We can easily check in XMLHttpRequestInterceptor if we are in a browser. If we are, there's nothing to de-duplicate, so no need for the header, so we can skip setting it. Do you think that won't work?

[avivasyuta]

We can easily check in XMLHttpRequestInterceptor if we are in a browser. If we are, there's nothing to de-duplicate, so no need for the header, so we can skip setting it. Do you think that won't work?

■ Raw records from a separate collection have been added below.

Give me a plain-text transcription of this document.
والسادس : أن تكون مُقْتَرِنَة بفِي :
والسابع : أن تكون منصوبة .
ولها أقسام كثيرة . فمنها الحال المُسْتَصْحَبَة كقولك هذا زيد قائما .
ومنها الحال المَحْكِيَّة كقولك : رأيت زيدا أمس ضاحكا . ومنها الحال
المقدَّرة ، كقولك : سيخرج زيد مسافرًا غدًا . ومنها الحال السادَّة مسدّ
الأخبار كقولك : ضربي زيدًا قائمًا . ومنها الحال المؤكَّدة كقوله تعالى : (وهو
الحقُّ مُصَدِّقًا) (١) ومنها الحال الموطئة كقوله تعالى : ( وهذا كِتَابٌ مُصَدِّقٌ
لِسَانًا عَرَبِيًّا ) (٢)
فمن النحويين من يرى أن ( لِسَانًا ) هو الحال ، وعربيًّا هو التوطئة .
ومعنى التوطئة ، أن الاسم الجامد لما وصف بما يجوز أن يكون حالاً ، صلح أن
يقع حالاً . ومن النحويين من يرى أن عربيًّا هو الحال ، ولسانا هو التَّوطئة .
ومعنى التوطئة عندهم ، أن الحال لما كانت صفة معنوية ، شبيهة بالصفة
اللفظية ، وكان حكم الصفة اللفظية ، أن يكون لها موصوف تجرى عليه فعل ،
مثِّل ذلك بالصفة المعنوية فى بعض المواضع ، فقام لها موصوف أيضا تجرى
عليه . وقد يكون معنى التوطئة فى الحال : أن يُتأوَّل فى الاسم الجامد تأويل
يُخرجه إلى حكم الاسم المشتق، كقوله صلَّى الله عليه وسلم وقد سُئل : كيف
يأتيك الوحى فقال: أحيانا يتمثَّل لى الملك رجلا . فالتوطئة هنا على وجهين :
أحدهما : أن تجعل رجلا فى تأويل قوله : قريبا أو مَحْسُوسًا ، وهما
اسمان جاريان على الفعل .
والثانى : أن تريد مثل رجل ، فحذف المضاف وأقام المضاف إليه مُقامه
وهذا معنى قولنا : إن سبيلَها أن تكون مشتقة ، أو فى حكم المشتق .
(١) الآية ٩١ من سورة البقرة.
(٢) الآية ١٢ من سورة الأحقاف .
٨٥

Yes. this is exactly what I mean. It should work.

[avivasyuta]

I think we can simply make such logic. https://github.com/mswjs/interceptors/pull/397

[avivasyuta]

@kettanaito Hello. It would be great if you can review my PR and make a release with bug fix.

[kettanaito]

AsyncLocalStorage in Node.js works great for this but it's not a universal algorithm. Interceptors are meant to be environment-agnostic. The deduping of events must work the same in Node.js and in the browser.

[kettanaito]

Since the request that hits multiple interceptors will happen in the same context by design, perhaps we can try using symbols on the request somehow to let the underlying interceptor know it should ignore it?

Affecting request headers, which is a user-defined input, is not nice.